Turn right down Hill Lane (signposted Oldbury and Thornbury). When you come to a pair of field gates on your left opposite a bridleway through a wood. Turn left into the field.

Follow the track through three fields until it peters out in the fourth field. Here follow the diminished track around a bend to the left and make your way into the fifth field. Before you enter the next field, look for a stile in the hedge to the right.

Turn right and follow the diagonal path to a stile/kissing gate.

You now have Rockhampton Rhine on your left. Follow this to the end of the field, where another track joins from the right. Continue to follow Rockhampton Rhine. After a while, the track morphs into a lane called Duckhole.
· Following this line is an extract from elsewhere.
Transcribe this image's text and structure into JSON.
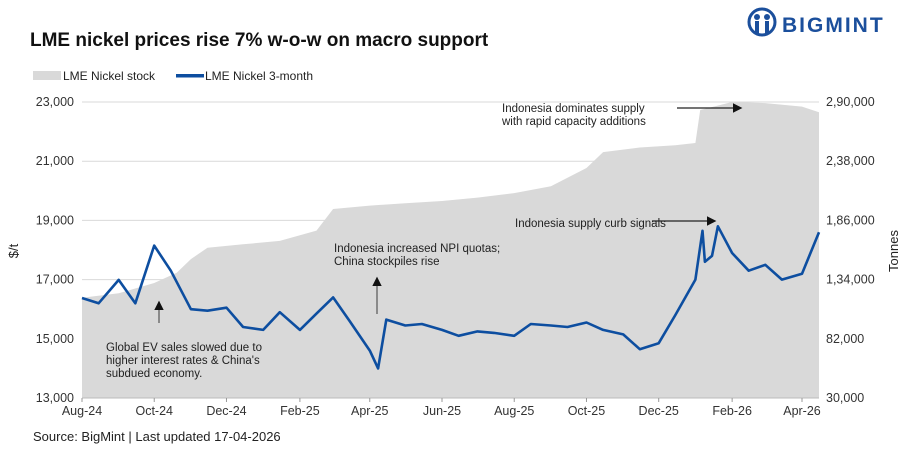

You will pass Henridge Hill on the left then Folly Lane joins from the right and the lane becomes tarmacked.

After the lane bends to the left look for a farm track on the right opposite a substantial barn. Go past the buildings into a former orchard and head for a kissing gate in the far right hand corner.

Through this and a second kissing gate, you come to a track through a site for fairground equipment and caravans. Go access a driveway and down an enclosed path to a footbridge with a stile at either end.

In the next field, follow the left hand hedge until a farm track joins from the left. Follow the enclosed track along the left hand hedge to a gate onto Oldbury Lane. 

Climb the stile built into the gate and cross the road. Turn left to find a similar setup on your right. In the field, follow the left hand hedge around to a stile leading into a housing estate. 

Go past some play equipment up to a road called Barley Fields and cross into Scythe Way. Cut down Scythe Way to pick up a yellow grit path. Turn right along it until you come to the end of a cul-de-sac.

Continue straight ahead to a footbridge and around the edge of Fishponds Wood to find a kissing gate. 

Through the gate go ahead then left on a path alongside some houses. At a T-junction do a right left jink across a bridge into a streamside open space. Follow the path around to the right to an underpass beneath Park Road.

Continue along the path between the stream and the scout hut. Follow it as winds alongside the stream to emerge on the Gloucester Road near a zebra crossing.

On the other side, find another streamside path and follow it until you come to a cross path. Turn right.

At the other side of the field, go down an enclosed path through to a road called Hillcrest.

Turn left and then right into Crispin Lane, which leads through to Pullin’s Green.

From here you should be able to see the Rock Street car park and the St Mary Centre, where you began.